Notes from Catherine Rowett, former Green Party MEP for East of England and deputy coordinator of the Eastern Region Green Party*(UK). Biographical reflections on life as an MEP. Longer reflections and discussions on issues relating to policy, the good life, justice, equality, anti-austerity economics and the future of the planet. This is also a forum for exchanging ideas on how to tread lightly on the planet and avoid supporting exploitation and corrupt practices. Here we go...

Saturday 26 May 2007

Shopping Bags

You'll remember the fuss about a month ago, relating to the cotton bags that were promoted by Sainsbury's to try to persuade people not to use plastic bags. The fuss was about the fact that the bags were made using cheap labour in China, were not organic cotton, nor fairtrade, and had been shipped across the world to the UK. I've kind of had it in mind to say something about it for some time.
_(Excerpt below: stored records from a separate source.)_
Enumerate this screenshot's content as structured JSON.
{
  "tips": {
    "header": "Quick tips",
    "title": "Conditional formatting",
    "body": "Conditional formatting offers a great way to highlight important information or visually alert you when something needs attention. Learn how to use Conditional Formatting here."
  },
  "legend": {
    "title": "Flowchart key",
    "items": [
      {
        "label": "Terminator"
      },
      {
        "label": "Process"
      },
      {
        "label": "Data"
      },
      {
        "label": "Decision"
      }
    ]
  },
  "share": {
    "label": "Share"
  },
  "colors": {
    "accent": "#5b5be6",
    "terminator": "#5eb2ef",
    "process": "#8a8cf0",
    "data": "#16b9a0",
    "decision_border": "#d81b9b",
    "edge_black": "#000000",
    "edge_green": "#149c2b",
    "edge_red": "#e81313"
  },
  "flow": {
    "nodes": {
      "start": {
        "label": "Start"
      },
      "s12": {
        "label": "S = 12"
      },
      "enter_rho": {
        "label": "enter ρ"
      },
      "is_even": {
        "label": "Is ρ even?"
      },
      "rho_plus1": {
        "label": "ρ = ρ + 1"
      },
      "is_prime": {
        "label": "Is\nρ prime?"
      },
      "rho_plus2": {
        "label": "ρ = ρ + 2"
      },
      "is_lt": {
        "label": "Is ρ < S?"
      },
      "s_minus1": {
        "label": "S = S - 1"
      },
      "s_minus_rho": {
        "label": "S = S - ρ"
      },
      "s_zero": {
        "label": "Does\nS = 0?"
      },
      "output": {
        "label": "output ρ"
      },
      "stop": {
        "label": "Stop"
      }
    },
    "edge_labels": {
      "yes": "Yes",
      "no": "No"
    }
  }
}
Besides the issue of whether it's really very green to buy a bag that was shipped across the world, I can't see that it's at all helpful to promote the feeling that we must always have the latest fashion image. Of course I can see perfectly well why Sainsbury's wanted to capture the news headlines, and boost its green credentials (it's all part of the marketing business, and that's always in direct conflict with green initiatives, because the idea of marketing is to get people to buy things they don't need and pay more than is necessary for them). But really we ought to get rid of this whole idea of "having things" in order to be seen to be fashionable (or to be seen to be "green").

How about a fashion for not having things?

That's what would be truly green (as long as it wasn't achieved by throwing away perfectly good things we already have).

Here are some of the bags that we use for shopping. The first is my favourite brown suede bag. I've had it for, maybe, ten years, and I could do with putting in a new thong to tie it up with because the current one is a bit tatty in places, but otherwise it's got many years of service left in it. I bought it second hand in a charity shop, but it evidently originally came from Warehouse, though it doesn't say where it was made.

The second picture shows two leather duffel bags hanging on the cloakroom door. There's a history to these bags. About 25 years ago I went to the craft market in All Saints Garden on Trinity Street and was much taken with a stall where the man was selling his hand-made leather duffel bags and other leather goods. I bought the blue duffel bag on that occasion and gave it to the professor (well, he wasn't a professor then) for his birthday. But he was not at all pleased because the bag was much too small for any useful quantity of shopping. So the next week I went back to the stall and asked the man to make a larger bag, a really large one for doing lots of shopping. The wonderful red duffel bag is what he came up with. I hope the man who made them is able to see this post, because he should be proud of the fact that these lovely handmade local products have been used ever since and are still going strong. In particular the red one is used several times a week for the most strenuous tasks that would quickly break the back of any plastic bag: 25 lbs of potatoes, 8 bottles of wine, 15 lbs of marmalade oranges, gardening equipment and all sorts. Being leather it is indestructible and always protects its contents from the rain and the knocks. And the leather thongs that serve as the carrying strap and the closure never get dirty: they just get polished with use. This really is a bag for life, though you'll perhaps be able to see in the picture the scuff marks that reflect its 25 years of service.
In the third picture is a little cotton bag that came free with a set of table cloth and napkins about ten years ago. I added this picture because this is a bag that folds up so small that it's neater than a plastic bag, as well as stronger, so if you need to take an extra bag besides the leather shopping bag, or take a shopping bag in your briefcase to work so as to do the shopping on the way home, this one is very handy. And it's washable too, so although it doesn't stay clean and grease free, the way the leather ones do, it's easy to restore it to its original condition.

And fourth there's the shopping basket. I used to use this a fair bit when we walked to the local shop to buy loose eggs in Oxford, but I don't really find it very helpful now since we don't have a grocer's shop in walking distance. But it does have an advantage for keeping things flat and not pressing on each other: good for taking a tin of baked goods to a cake sale and so on.

So here's my green tip for the day: don't go out and buy a gimmicky new bag. Find a well loved and well used one and use it again and again and again and again. Let's make it fashionable to have an old well worn bag, the older and more venerable the better!